Herramientas de análisis que añaden valor
Un ejemplo del sector mediano: la empresa Bornemann Gewindetechnik (60 empleados), con sede en Baja Sajonia, está considerando crear una división de consultoría, ya que, gracias a una nueva tecnología, dispondrá de enormes cantidades de datos en los próximos años. Desde hace medio año, Bornemann comercializa husillos roscados inteligentes equipados con minisensores que envían datos a una máquina o a un teléfono móvil a través de Bluetooth. Información sobre la torsión del husillo, las cargas internas y las vibraciones. «Es como una radiografía de la rosca», explica el director general Moritz von Soden.
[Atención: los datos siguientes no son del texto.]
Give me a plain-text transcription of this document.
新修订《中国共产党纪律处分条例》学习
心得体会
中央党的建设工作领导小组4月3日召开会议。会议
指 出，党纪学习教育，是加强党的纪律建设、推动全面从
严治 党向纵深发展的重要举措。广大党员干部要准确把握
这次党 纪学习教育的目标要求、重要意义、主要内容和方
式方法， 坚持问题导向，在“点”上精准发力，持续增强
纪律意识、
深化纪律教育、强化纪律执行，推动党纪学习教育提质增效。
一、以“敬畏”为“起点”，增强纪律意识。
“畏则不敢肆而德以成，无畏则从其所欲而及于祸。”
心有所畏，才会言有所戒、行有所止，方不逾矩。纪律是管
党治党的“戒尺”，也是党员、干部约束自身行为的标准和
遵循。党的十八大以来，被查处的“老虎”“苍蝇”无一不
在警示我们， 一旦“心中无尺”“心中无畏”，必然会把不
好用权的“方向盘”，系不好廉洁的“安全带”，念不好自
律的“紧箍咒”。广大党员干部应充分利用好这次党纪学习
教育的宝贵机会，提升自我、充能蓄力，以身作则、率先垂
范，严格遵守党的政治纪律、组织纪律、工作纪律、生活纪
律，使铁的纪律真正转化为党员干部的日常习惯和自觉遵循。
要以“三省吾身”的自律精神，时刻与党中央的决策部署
Los clientes de Bornemann, por ejemplo, fabricantes de plataformas elevadoras o extrusoras, ahora pueden ver las 24 horas del día el estado en el que se encuentran sus productos. Se pueden optimizar los intervalos de mantenimiento y evitar averías. La propia Bornemann obtiene nuevos conocimientos gracias al análisis de datos, por ejemplo, sobre los perfiles de carga exactos. «En el futuro, podremos ofrecer estos conocimientos a nuestros clientes además de nuestros husillos roscados», afirma von Soden. ¿Y la seguridad informática en el IoT? Patrick Schwarzkopf: «La interconexión de máquinas, instalaciones y dispositivos es un festín para los hackers. Intentan constantemente piratear los sistemas IoT, y hay que ponerles freno». Los expertos en ciberseguridad saben cómo protegerse. Schwarzkopf: «Cuando se utilizan herramientas de IA, es más fácil detectar anomalías en el flujo de datos». Para ilustrarlo, pone un ejemplo del sector alimentario: «Si un hacker quisiera modificar la composición de la leche en polvo mediante un comando, la IA detectaría inmediatamente ese flujo de datos no anunciado y el sistema de gestión de servicios impediría su transmisión. Todo lo que no encaja en el patrón aprendido activa una alarma».
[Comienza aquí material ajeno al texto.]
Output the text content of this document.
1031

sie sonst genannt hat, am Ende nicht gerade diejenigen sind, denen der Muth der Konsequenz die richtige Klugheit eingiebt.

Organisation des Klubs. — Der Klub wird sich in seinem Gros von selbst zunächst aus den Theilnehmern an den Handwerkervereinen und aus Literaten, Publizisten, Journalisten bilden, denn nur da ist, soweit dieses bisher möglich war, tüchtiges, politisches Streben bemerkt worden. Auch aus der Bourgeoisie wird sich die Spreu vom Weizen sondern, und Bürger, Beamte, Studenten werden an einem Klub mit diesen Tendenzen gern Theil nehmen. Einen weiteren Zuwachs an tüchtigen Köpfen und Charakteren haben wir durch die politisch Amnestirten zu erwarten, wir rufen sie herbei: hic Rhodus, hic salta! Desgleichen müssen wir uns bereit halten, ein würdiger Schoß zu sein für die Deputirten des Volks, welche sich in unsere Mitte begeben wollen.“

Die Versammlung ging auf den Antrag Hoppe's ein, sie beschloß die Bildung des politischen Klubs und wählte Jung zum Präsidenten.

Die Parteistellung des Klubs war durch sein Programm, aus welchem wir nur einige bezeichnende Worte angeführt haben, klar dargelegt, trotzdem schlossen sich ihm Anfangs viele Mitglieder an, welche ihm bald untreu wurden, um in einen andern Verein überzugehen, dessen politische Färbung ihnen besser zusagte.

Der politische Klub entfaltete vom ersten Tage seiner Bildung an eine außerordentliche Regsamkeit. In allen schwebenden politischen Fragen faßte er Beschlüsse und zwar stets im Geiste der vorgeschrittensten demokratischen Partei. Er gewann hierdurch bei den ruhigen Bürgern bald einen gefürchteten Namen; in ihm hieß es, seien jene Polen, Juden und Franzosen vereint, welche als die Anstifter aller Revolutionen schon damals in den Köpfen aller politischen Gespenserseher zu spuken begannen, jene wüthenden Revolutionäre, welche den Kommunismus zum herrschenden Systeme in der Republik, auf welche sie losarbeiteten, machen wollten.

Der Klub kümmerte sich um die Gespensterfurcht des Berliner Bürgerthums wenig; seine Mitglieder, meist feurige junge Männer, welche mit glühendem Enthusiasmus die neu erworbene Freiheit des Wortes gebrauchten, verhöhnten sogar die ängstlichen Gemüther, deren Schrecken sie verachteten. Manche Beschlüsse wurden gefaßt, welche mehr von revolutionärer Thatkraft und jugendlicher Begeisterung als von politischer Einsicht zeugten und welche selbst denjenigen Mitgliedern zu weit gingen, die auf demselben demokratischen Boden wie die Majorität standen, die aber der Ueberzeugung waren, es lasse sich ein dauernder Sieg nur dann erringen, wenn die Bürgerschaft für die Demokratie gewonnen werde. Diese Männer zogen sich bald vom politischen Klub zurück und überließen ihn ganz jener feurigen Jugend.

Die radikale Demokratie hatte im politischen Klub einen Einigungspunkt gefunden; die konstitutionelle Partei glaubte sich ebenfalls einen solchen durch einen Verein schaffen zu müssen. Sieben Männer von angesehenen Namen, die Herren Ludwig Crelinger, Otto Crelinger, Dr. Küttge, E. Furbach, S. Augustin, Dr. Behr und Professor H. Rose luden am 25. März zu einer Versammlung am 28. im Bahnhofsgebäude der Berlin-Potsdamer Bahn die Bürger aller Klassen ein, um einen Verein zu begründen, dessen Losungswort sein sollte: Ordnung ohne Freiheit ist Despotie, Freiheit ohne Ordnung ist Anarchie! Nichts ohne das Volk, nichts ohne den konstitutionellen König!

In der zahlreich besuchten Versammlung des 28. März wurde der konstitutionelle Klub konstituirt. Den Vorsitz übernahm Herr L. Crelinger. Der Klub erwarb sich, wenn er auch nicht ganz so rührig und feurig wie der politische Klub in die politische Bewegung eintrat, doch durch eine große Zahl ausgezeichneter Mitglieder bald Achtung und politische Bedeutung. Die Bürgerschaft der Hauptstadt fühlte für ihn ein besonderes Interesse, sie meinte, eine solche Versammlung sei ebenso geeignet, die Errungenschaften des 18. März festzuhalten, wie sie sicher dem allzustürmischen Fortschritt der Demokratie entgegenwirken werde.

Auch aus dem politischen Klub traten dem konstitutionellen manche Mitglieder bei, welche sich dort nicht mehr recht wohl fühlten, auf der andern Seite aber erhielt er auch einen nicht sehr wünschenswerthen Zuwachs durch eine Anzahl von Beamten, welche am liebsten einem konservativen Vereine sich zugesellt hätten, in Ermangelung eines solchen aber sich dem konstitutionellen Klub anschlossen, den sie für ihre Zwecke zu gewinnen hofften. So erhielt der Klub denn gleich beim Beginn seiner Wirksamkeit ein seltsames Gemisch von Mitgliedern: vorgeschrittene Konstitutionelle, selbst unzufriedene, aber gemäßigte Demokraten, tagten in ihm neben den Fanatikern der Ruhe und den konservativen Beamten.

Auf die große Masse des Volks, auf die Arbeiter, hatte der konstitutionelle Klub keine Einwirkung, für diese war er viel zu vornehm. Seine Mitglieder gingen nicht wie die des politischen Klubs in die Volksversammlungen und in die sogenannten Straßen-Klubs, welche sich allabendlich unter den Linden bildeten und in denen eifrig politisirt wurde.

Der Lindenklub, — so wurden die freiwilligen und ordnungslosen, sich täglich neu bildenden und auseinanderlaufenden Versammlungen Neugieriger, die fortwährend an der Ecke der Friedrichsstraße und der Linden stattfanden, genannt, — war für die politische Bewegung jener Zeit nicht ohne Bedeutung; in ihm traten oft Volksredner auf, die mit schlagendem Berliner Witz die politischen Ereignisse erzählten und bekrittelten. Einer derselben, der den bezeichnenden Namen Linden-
La interconexión de muchos dispositivos diferentes, tanto en la industria como en la vida cotidiana, se denomina Internet de las cosas (IoT, por sus siglas en inglés). Las lámparas conectadas a Internet o el frigorífico de una casa inteligente forman parte del IoT, al igual que una planta de producción interconectada. La interconexión de máquinas industriales también se denomina Industria 4.0 o Internet industrial.
Según una estimación del proveedor de redes Cisco, en 2022 habrá un billón de dispositivos conectados al IoT. Además de la interconexión de la industria, los analistas del grupo tecnológico esperan que el desarrollo de las ciudades inteligentes suponga un cambio fundamental en la infraestructura de la información actual. La interconexión de la ciudad, por ejemplo, de semáforos, vehículos, habitantes y administración, tiene como objetivo que las ciudades sean más eficientes, avanzadas, ecológicas y socialmente inclusivas.
El Internet de las cosas ya está teniendo un impacto duradero en nuestra vida cotidiana. Por ejemplo, además de permitirnos comunicarnos, los teléfonos inteligentes ahora también nos permiten controlar la iluminación de nuestra casa, las compras, los electrodomésticos de cocina e incluso la puerta de entrada. Al mismo tiempo, los innovadores modelos de negocio del mercado digital provocarán una reestructuración fundamental de las cadenas de valor. Y es que el verdadero potencial del IoT reside en la conexión de los datos con la propia organización empresarial. De este modo, las empresas pueden ofrecer productos y servicios que se adaptan más rápidamente a las necesidades de los clientes y a las condiciones cambiantes del mercado.